Qualcomm n’est toutefois pas le seul constructeur à s’intéresser de près l’arrivée d’ARM sur PC, puisqu’AMD, un des principaux fabricants de processeurs pour PC, travaillerait déjà sur des modèles basés sur cette architecture et espère pouvoir présenter ses premiers modèles dès 2025.
En face, Nvidia, surtout connu pour ses cartes graphiques, pourrait également se lancer dans l’aventure. Ce dernier a une histoire assez particulière avec ARM, ayant déjà créé des processeurs basse consommation sur cette architecture (notamment le Tegra, qui équipe la Nintendo Switch), et a même envisagé un rachat de la société ARM avant d’abandonner en 2022 face aux protestations des organismes de régulation de la concurrence.
Intel en dernier défenseur du x86
Aujourd’hui, l’architecture ARM est accessible sous licence pour quiconque veut s’en servir comme base pour créer un processeur, ce qui explique que Qualcomm, Apple, AMD ou encore Nvidia s’y intéressent de près pour leurs propres produits. Mais il reste un grand constructeur qui semble résister encore et toujours à cette tentation : son concurrent de longue date, Intel.

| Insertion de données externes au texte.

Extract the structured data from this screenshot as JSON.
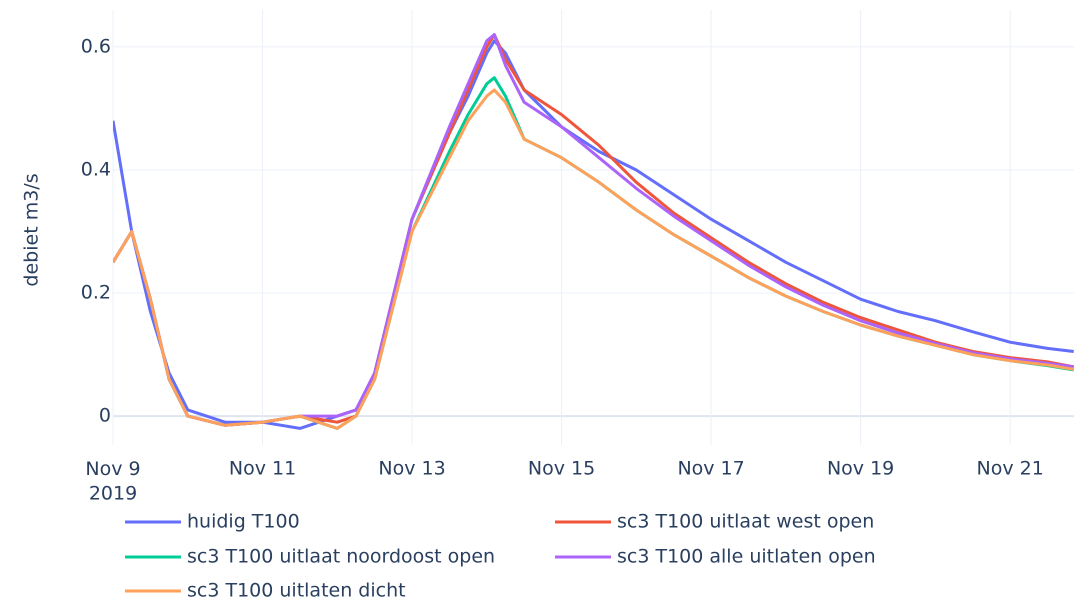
{
  "chart_data": {
    "type": "line",
    "y_label": "debiet m3/s",
    "x": [
      "2019-11-09T00:00",
      "2019-11-09T06:00",
      "2019-11-09T12:00",
      "2019-11-09T18:00",
      "2019-11-10T00:00",
      "2019-11-10T12:00",
      "2019-11-11T00:00",
      "2019-11-11T12:00",
      "2019-11-12T00:00",
      "2019-11-12T06:00",
      "2019-11-12T12:00",
      "2019-11-13T00:00",
      "2019-11-13T12:00",
      "2019-11-13T18:00",
      "2019-11-14T00:00",
      "2019-11-14T02:24",
      "2019-11-14T06:00",
      "2019-11-14T12:00",
      "2019-11-15T00:00",
      "2019-11-15T12:00",
      "2019-11-16T00:00",
      "2019-11-16T12:00",
      "2019-11-17T00:00",
      "2019-11-17T12:00",
      "2019-11-18T00:00",
      "2019-11-18T12:00",
      "2019-11-19T00:00",
      "2019-11-19T12:00",
      "2019-11-20T00:00",
      "2019-11-20T12:00",
      "2019-11-21T00:00",
      "2019-11-21T12:00",
      "2019-11-21T20:24"
    ],
    "series": [
      {
        "name": "huidig T100",
        "color": "#636efa",
        "values": [
          0.48,
          0.3,
          0.17,
          0.07,
          0.01,
          -0.01,
          -0.01,
          -0.02,
          0.0,
          0.01,
          0.07,
          0.32,
          0.46,
          0.52,
          0.59,
          0.61,
          0.59,
          0.53,
          0.47,
          0.43,
          0.4,
          0.36,
          0.32,
          0.285,
          0.25,
          0.22,
          0.19,
          0.17,
          0.155,
          0.137,
          0.12,
          0.11,
          0.105
        ]
      },
      {
        "name": "sc3 T100 uitlaat west open",
        "color": "#ef553b",
        "values": [
          0.25,
          0.3,
          0.19,
          0.06,
          0.0,
          -0.015,
          -0.01,
          0.0,
          -0.01,
          0.0,
          0.07,
          0.32,
          0.46,
          0.53,
          0.6,
          0.62,
          0.58,
          0.53,
          0.49,
          0.44,
          0.38,
          0.33,
          0.29,
          0.25,
          0.215,
          0.185,
          0.16,
          0.14,
          0.12,
          0.105,
          0.095,
          0.088,
          0.08
        ]
      },
      {
        "name": "sc3 T100 uitlaat noordoost open",
        "color": "#00cc96",
        "values": [
          0.25,
          0.3,
          0.19,
          0.06,
          0.0,
          -0.015,
          -0.01,
          0.0,
          -0.02,
          0.0,
          0.06,
          0.3,
          0.43,
          0.49,
          0.54,
          0.55,
          0.52,
          0.45,
          0.42,
          0.38,
          0.335,
          0.295,
          0.26,
          0.225,
          0.195,
          0.17,
          0.148,
          0.13,
          0.115,
          0.1,
          0.09,
          0.082,
          0.075
        ]
      },
      {
        "name": "sc3 T100 alle uitlaten open",
        "color": "#ab63fa",
        "values": [
          0.25,
          0.3,
          0.19,
          0.06,
          0.0,
          -0.015,
          -0.01,
          0.0,
          0.0,
          0.01,
          0.07,
          0.32,
          0.47,
          0.54,
          0.61,
          0.62,
          0.57,
          0.51,
          0.47,
          0.42,
          0.37,
          0.325,
          0.285,
          0.245,
          0.21,
          0.18,
          0.155,
          0.135,
          0.118,
          0.103,
          0.093,
          0.086,
          0.08
        ]
      },
      {
        "name": "sc3 T100 uitlaten dicht",
        "color": "#ffa15a",
        "values": [
          0.25,
          0.3,
          0.19,
          0.06,
          0.0,
          -0.015,
          -0.01,
          0.0,
          -0.02,
          0.0,
          0.06,
          0.3,
          0.42,
          0.48,
          0.52,
          0.53,
          0.51,
          0.45,
          0.42,
          0.38,
          0.335,
          0.295,
          0.26,
          0.225,
          0.195,
          0.17,
          0.148,
          0.13,
          0.115,
          0.1,
          0.09,
          0.083,
          0.076
        ]
      }
    ],
    "xlim": [
      "2019-11-09T00:00",
      "2019-11-21T20:30"
    ],
    "xticks": [
      {
        "value": "2019-11-09T00:00",
        "label": "Nov 9\n2019"
      },
      {
        "value": "2019-11-11T00:00",
        "label": "Nov 11"
      },
      {
        "value": "2019-11-13T00:00",
        "label": "Nov 13"
      },
      {
        "value": "2019-11-15T00:00",
        "label": "Nov 15"
      },
      {
        "value": "2019-11-17T00:00",
        "label": "Nov 17"
      },
      {
        "value": "2019-11-19T00:00",
        "label": "Nov 19"
      },
      {
        "value": "2019-11-21T00:00",
        "label": "Nov 21"
      }
    ],
    "ylim": [
      -0.047,
      0.66
    ],
    "yticks": [
      0,
      0.2,
      0.4,
      0.6
    ],
    "grid": true,
    "legend": "bottom"
  }
}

L’américain à l’origine de l’architecture x86 qui a dominé le PC pendant plus de quatre décennies n’a toujours pas annoncé de plan concernant un processeur ARM. Dans une déclaration fin 2023, Pat Gelsinger, PDG d’Intel, a expliqué suivre avec intérêt l’arrivée d’ARM sur PC, mais ne se dit pas inquiet quant à l’hégémonie de sa propre architecture.
Toujours est-il que les premiers PC sous Windows équipés d’un processeur ARM pourraient être disponibles pour le grand public après l’été 2024 et que de grands acteurs comme AMD ou Nvidia pourraient proposer leurs propres produits dans la foulée. Si Intel montre un visage serein pour l’instant, l’arrivée d’une alternative sur son terrain risque de transformer durablement le PC dans les années à venir.